Pale Red Dot Dev Log #2
Three working Python scripts—NASA API access, PDS label parsing, coordinate transforms—sat in a folder. They worked. They had comments. And they were about to become a maintenance problem.
The issue: standalone scripts capture what code does, but not why. The reasoning, alternatives considered, surprises encountered—all of that lived in conversation logs, not in the artifacts themselves.
For this project, a different approach seemed worth trying: treating Jupyter notebooks as the primary exploration artifact.
The Tradeoff with Scripts
Exploratory code naturally starts as scripts. Quick, disposable, answering “does this work?” But once they work, they tend to become permanent—while the context that produced them fades.
Comments help, but they’re secondary to the code. Separate documentation drifts out of sync. Neither captures the narrative of discovery.
Notebooks as Executable Notes
A notebook can serve as notes that happen to run.
The markdown cells explain what’s being explored and why. The code cells demonstrate. The output proves it works. When the question “how does CAHVOR projection work again?” arises later, the notebook answers directly—no separate document to locate.
This doesn’t suit every project. For Pale Red Dot, where the exploration is much of the value, it fits.
Separating Narrative from Machinery
Notebooks shouldn’t contain everything. Complex functions interrupt the narrative; readers coming for understanding don’t need implementation details inline.
A workable separation:
- Notebooks: the story—what, why, what was learned
- Modules: the machinery—reusable functions, data structures, algorithms
- Notebooks import modules, keeping code cells short
Module docstrings explain usage. Notebooks show purpose.
Doctests as Synchronization
Operations demonstrated in notebooks can become doctests in modules:
# In notebook:
gale = MarsCoordinate(lat=-4.5895, lon=137.4417)

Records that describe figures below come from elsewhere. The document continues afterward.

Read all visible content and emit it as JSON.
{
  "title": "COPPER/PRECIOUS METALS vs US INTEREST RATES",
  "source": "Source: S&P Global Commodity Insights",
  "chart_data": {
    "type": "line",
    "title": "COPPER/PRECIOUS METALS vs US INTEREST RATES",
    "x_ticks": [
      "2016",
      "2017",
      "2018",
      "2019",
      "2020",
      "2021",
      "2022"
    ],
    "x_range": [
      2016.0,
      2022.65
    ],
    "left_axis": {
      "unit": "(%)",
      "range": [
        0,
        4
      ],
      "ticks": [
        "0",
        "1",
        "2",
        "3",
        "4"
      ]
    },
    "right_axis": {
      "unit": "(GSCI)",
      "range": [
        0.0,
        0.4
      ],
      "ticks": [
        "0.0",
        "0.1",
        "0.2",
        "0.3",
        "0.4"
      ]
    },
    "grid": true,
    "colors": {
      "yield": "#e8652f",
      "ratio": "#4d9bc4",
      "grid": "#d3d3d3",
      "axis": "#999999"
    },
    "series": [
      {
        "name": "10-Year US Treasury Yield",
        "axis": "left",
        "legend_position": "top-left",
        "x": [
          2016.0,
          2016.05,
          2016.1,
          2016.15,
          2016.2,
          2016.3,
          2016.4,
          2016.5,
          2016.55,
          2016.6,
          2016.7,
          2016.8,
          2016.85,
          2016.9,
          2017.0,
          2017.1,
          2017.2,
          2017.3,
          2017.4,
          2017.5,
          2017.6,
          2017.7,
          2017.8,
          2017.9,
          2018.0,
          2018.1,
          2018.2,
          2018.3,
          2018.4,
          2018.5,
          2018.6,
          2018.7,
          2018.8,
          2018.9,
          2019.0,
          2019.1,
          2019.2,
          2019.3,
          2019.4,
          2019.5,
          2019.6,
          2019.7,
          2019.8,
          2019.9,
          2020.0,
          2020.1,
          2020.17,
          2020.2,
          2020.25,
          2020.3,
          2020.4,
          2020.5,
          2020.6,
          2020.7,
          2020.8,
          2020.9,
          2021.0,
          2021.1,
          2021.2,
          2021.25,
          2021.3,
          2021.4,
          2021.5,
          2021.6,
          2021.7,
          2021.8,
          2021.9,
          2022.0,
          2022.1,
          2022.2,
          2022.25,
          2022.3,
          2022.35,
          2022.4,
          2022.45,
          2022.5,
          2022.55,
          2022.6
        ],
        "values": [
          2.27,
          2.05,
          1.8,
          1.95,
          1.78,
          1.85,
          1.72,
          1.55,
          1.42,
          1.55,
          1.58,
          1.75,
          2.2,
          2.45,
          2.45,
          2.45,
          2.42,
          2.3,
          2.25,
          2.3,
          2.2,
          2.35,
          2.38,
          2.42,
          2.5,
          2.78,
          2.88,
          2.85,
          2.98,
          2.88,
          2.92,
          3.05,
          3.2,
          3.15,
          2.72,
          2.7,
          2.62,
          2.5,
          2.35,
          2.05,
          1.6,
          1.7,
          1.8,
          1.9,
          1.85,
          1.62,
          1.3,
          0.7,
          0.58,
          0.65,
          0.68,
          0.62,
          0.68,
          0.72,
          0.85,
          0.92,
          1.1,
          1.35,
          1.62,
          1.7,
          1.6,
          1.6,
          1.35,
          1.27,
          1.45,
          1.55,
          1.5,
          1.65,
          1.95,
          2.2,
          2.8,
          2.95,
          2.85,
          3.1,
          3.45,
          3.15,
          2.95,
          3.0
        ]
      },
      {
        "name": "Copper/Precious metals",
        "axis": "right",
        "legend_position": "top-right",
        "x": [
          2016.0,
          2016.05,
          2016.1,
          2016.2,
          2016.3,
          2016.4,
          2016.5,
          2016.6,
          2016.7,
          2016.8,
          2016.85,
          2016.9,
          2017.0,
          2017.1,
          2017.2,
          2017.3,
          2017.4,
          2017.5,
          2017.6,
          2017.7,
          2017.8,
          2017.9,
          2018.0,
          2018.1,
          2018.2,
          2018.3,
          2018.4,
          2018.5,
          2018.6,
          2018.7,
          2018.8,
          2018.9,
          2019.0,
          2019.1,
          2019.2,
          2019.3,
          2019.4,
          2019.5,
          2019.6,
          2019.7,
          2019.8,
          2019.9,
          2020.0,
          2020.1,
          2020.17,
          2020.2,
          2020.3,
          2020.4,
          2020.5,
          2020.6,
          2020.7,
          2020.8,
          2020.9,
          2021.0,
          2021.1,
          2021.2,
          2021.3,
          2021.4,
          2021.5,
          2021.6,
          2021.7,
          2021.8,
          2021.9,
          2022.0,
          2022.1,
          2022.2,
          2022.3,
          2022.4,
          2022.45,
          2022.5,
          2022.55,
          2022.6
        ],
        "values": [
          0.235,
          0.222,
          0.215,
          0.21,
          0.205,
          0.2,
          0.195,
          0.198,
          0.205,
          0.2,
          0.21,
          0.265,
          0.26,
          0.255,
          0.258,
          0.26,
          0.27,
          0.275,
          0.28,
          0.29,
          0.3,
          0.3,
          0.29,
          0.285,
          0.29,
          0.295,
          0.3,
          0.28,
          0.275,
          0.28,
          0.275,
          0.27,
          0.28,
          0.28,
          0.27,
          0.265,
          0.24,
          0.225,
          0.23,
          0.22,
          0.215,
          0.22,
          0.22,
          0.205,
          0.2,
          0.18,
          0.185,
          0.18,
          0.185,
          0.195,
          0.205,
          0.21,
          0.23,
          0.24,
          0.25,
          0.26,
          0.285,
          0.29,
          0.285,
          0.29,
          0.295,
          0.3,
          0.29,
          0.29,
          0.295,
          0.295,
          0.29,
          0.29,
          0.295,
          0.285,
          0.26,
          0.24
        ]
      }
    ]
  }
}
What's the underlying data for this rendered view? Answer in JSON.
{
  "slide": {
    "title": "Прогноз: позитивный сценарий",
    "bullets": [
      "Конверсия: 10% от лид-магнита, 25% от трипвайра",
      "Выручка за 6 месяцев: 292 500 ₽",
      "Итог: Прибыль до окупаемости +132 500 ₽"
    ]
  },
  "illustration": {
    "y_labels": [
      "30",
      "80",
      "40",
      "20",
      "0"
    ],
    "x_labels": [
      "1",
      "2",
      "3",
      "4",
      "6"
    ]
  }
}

print(gale.to_planetographic())
# Same operation in module doctest
This keeps documentation and tests aligned with actual usage.
Resulting Structure
pale-red-dot/
├── notebooks/ # Exploration AND documentation
│ ├── 01_pds_archive_access.ipynb
│ ├── 02_pds_labels_and_cahvor.ipynb
│ └── 03_coordinate_systems.ipynb
├── src/palereddot/ # Reusable modules with doctests
│ ├── pds.py
│ ├── cahvor.py
│ └── coordinates.py
Each notebook tells a story. Each module provides tools. They evolve together.
When This Applies
This pattern suits projects where understanding matters as much as code: scientific computing, data analysis, technical education, anything requiring explanation later.
The restructuring cost about two hours on top of the original scripting work. Whether that investment pays off depends on how often the artifacts get revisited—for a multi-phase project like this one, it likely will.
Part of an ongoing series on building Pale Red Dot, a browser-based Mars surface viewer.